As the deputy general director of the entity, Elisa Durán, explained yesterday, the two proposals already chosen “met all the requirements but were diametrically opposed in the image [of the complex].

Interiores del CaixaForum Málaga
Interiors of the CaixaForum Málaga / L.O.

For this reason, the Foundation went to the Malaga City Council to determine which option would best integrate into the city. “The decision came from the mayor and his team.”

Concept

This drop shape follows the concept of water that “fertilizes the territory”, so the project seeks to ensure that the building does not occupy the place but helps to build it, as Felipe Pich-Aguilera explained yesterday. «It will be a green focus in the center of the city. We approach this project with the maximum environmental ambition. There are already scientifically and politically agreed indicators that we must refer to.

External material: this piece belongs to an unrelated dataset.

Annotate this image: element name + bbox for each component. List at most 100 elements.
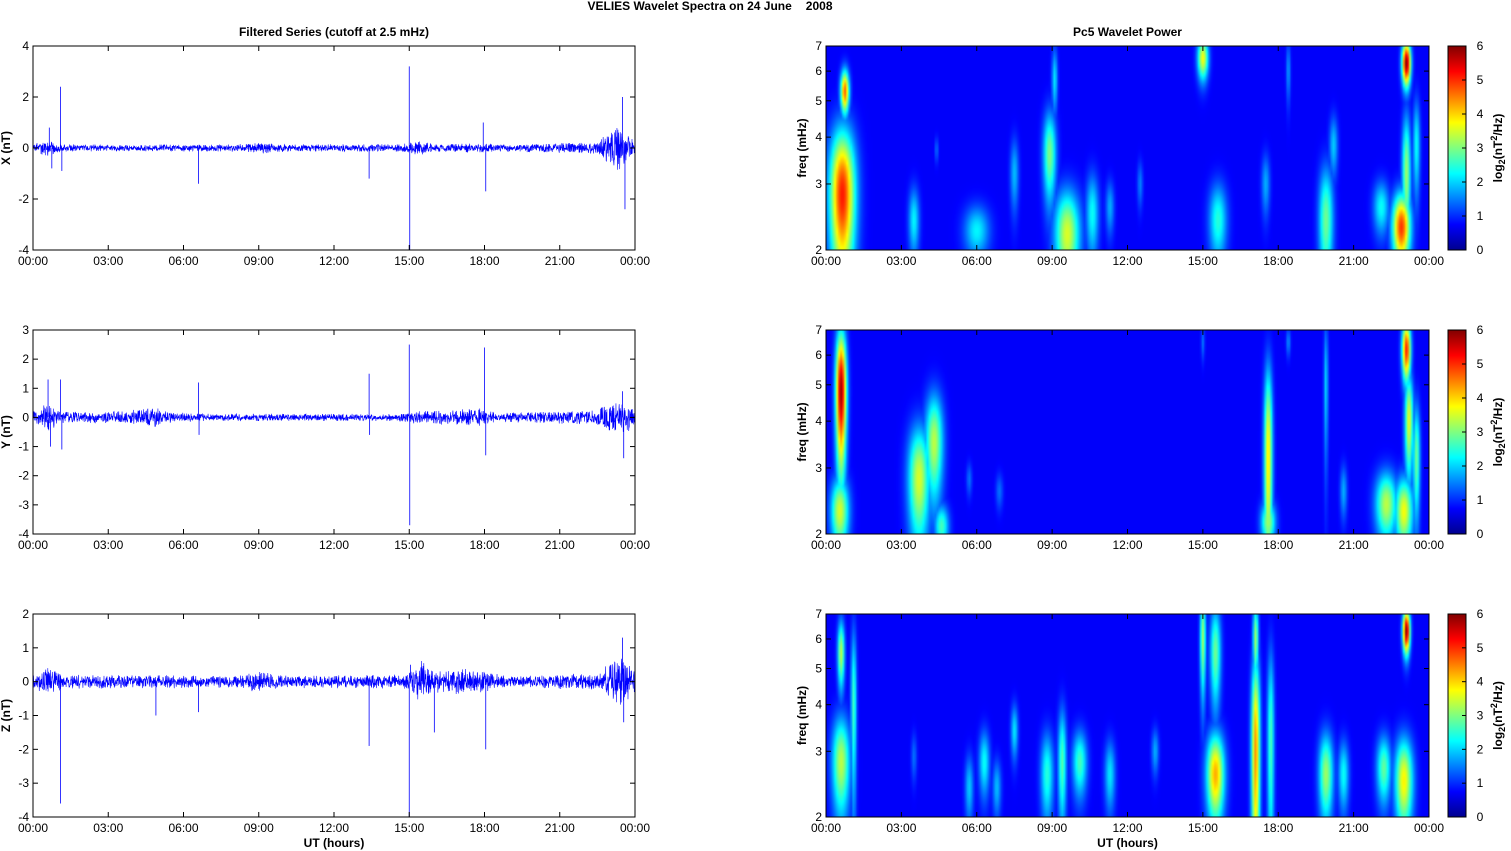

On the other hand, the structure will allow the CaixaForum to function as a climatic shelter due to the shape of its roof, which is not only aesthetic, but is oriented “following the entire route of the solar arc to form a cadence of sections that will allow the the incidence of the sun according to the seasons of the year.

Interiores del CaixaForum Málaga
Interiors of the CaixaForum Málaga / L.O.

As for the garden, the vegetation chosen will adapt to the Malaga climate and with “moderate water demand”, while the planned constructions will have covers with vegetal blankets, photovoltaic panels and reflective ceramic pieces to avoid the accumulation of solar heat.

The study

This studio, founded in Catalonia in 1986, and with an extensive track record in the development of sustainable architecture projects, was already popular in Malaga because one of its founding architects, Teresa Batlle, participated between 2011 and 2015 in the urban planning advisory committee of the Manzana Verde de Málaga, an eco-neighborhood that will be located on Camino San Rafael.

Interiores del CaixaForum Málaga
Interiors of the CaixaForum Málaga / L.O.

Outside of Malaga, its projects include several scientific and technological research institutes such as the Parc Científic i Tecnològic Agroalimentari de Lleida, health centers such as the Sant Joan University Hospital in Reus or the OUM Wellness Center in Monterrey in Mexico.